Yapılan birçok araştırmada %10’luk bir kilo kaybının bile kiloya bağlı hastalıkları iyileştirebildiği görülüyor. Bu kilo kaybı sırasında uygulanacak beslenme stratejileri de büyük önem taşıyor. Özellikle beslenme yetersizliği yapmayacak şekilde bir kalori kısıtlamasının uzun yaşama çalışmalarında çok etkili olduğu görülüyor. Mesela dünyanın en uzun yaşayan insanlarının (Okinowa Adası'ndaki yerliler) günümüz insanın üçte biri kadar kalori aldığı biliniyor.

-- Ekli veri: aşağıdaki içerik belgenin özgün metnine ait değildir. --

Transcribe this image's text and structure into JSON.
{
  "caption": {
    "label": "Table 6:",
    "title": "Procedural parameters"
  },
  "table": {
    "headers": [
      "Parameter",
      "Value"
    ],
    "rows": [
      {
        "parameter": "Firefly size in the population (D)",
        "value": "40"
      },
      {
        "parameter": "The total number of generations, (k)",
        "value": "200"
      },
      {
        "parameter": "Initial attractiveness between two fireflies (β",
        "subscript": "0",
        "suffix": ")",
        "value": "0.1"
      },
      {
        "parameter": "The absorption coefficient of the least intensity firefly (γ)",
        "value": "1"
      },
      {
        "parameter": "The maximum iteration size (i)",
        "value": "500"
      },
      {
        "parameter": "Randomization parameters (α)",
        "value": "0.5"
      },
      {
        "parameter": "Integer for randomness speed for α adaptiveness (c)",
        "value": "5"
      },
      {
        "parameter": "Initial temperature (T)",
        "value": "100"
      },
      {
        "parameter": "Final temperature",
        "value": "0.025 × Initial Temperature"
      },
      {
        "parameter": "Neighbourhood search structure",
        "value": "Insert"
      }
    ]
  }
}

Kalori kısıtlama yöntemlerinde, önerilen major besin gruplarının bir sistem halinde vücuda alınması öngörülüyor. Benim geliştirdiğim sayarak zayıflama sistemi kişinin yaşına, boyuna, kilosuna, eşlik eden hastalıklarına ve metabolizmasına göre tüm besin gruplarından ne kadar tüketmesi gerektiğini öğretiyor. Sayarak zayıflama yöntemi aslında bir kalori sayma yöntemi değil. Hangi besin grubundan ne kadar tükettiğinin farkındalığını gösteren bir sistem. Bu beslenmede kişi bütün besin gruplarından miktarı az ama çeşidi bol beslendiği için hiçbir vitamin, mineral, besin eksikliği yaşamıyor. Dünyada uzun yaşamanın sırrı olan kalori kısıtlaması yapmanın bir yöntemi olarak da sayarak zayıflama yöntemini düşünebiliriz.
Düşük kalorili ve dengeli beslenme
Kilo verme süreçlerinde her ne kadar kalori kısıtlamaları son derece gündemde olsa da bir başka nokta üzerinde de duruluyor: Mevcut alınan kalorilerin gün içindeki dağılımı ile kilo verme hızları arasındaki ilişki. Bununla ilgili İsrail’deki bir araştırma sonucu çok ilginç doğrusu. İki gruba ayrılan kilolu kadınlar 3 ay boyunca ortalama 1400 kalorilik bir diyete alınıyor. Birinci gruba toplam kalorinin %50’si sabah kahvaltıda, %36’sı öğlen yemeğinde, %14’ü akşam yemeğinde veriliyor. İkinci gruba ise toplam kalorinin %14’ü sabah, %36’sı öğlen, %50’si akşam veriliyor. Birinci grubun 3 ay sonra ortalama 10 kilogram verdiği, ikinci grubunsa sadece 5 kilogram verdiği görülüyor. Bel çevresindeki incelme birinci grupta 8.4 cm iken ikinci grupta 3.8 cm. Bütün kan değerleri birinci grupta daha iyi bir seyir gösteriyor. Özellikle kan insülin dalgalanmaları ve tokluk şekerleri birinci grupta daha iyi sonuç veriyor. Kuvvetli kahvaltı ve az akşam yemeğinin metabolik kontrol sürecini daha iyi hale getirdiği görülüyor.
Bu bağlamda düşük kalori ve sabah kahvaltısının akşam yemeğine göre daha yoğun olması, bel çevresinde daha fazla incelme yapabilir. Hem insülin direncini hem de insülin direncinin kardeşi olan kadınlardaki polikistik over sendromunun iyileşmesine daha fazla etkisi olabilir ve yumurtlama fonksiyonlarını iyileştirebilir.